I recently sent amenities with a hand written note to a small corporate group at a hotel I am currently consulting with – there were eight rooms for 4 nights. The next day, I received four separate notes from the receiving guests thanking me for the unexpected surprise…it made them feel special.
The concept of providing pleasant surprises: lagniappes. These are the unexpected “little extras” that may delight customers. Lagniappes are the 13th bagel in a baker’s dozen, the mint on the pillow or the single, bite-sized hors d’oeuvres that arrive unexpectedly at your table—a memorable “little extra” from the chef.
In the hospitality industry, we do not have the luxury to control unpleasant surprises. However, we can influence pleasant surprises—but only if we are intentional about providing them.
7. Deliver service heroics when necessary
Service heroics require employees to go beyond the typical job duties that are expected of their job role.
Hotel personnel typically respond to a guest’s request for an alternative room due to smell, location, or view by identifying an alternate room and sending a staff member to the original room with a set of keys to the new room.
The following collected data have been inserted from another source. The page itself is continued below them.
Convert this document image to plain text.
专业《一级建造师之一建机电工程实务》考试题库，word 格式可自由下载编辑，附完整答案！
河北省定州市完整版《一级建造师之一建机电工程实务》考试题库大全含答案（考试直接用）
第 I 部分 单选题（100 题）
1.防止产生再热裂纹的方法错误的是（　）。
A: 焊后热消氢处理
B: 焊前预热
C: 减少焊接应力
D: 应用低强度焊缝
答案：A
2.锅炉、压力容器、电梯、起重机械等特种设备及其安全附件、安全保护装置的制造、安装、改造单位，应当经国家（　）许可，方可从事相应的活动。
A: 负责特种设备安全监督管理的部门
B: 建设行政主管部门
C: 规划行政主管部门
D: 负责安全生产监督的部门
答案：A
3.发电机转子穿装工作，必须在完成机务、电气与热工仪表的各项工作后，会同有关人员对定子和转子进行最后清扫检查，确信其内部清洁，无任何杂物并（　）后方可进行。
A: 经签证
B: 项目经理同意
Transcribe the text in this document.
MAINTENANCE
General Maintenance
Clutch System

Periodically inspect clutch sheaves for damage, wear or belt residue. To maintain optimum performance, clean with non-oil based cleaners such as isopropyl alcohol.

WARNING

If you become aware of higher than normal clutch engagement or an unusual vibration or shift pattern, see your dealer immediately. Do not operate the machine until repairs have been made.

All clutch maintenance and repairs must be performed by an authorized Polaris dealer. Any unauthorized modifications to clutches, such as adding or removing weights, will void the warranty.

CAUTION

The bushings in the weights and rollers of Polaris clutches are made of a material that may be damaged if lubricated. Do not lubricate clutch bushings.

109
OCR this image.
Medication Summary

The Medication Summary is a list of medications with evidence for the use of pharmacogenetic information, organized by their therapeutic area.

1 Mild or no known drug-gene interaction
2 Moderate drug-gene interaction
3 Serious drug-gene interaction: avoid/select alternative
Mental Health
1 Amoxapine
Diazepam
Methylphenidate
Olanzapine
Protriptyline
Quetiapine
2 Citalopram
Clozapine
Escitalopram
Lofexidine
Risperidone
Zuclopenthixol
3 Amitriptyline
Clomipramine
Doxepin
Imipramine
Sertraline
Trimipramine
Delivering service heroics requires going a step further. It may mean sending a desk manager to the original room with multiple keys to a set of optional rooms from which the guest could choose based on his or her unique preferences. Although circumstances will influence the response, when possible, delight the guest with an unexpected option such as an upgrade to a suite or a room on the concierge level.
Although situations like these are exceptions, exceptions require exceptional customer service.
At the beginning of this article, the question posed was, “Why is it that businesses consistently claim to value customers, yet inconsistently deliver exceptional customer service?”
The answer: The reason that we inconsistently receive exceptional customer service is because… it’s voluntary.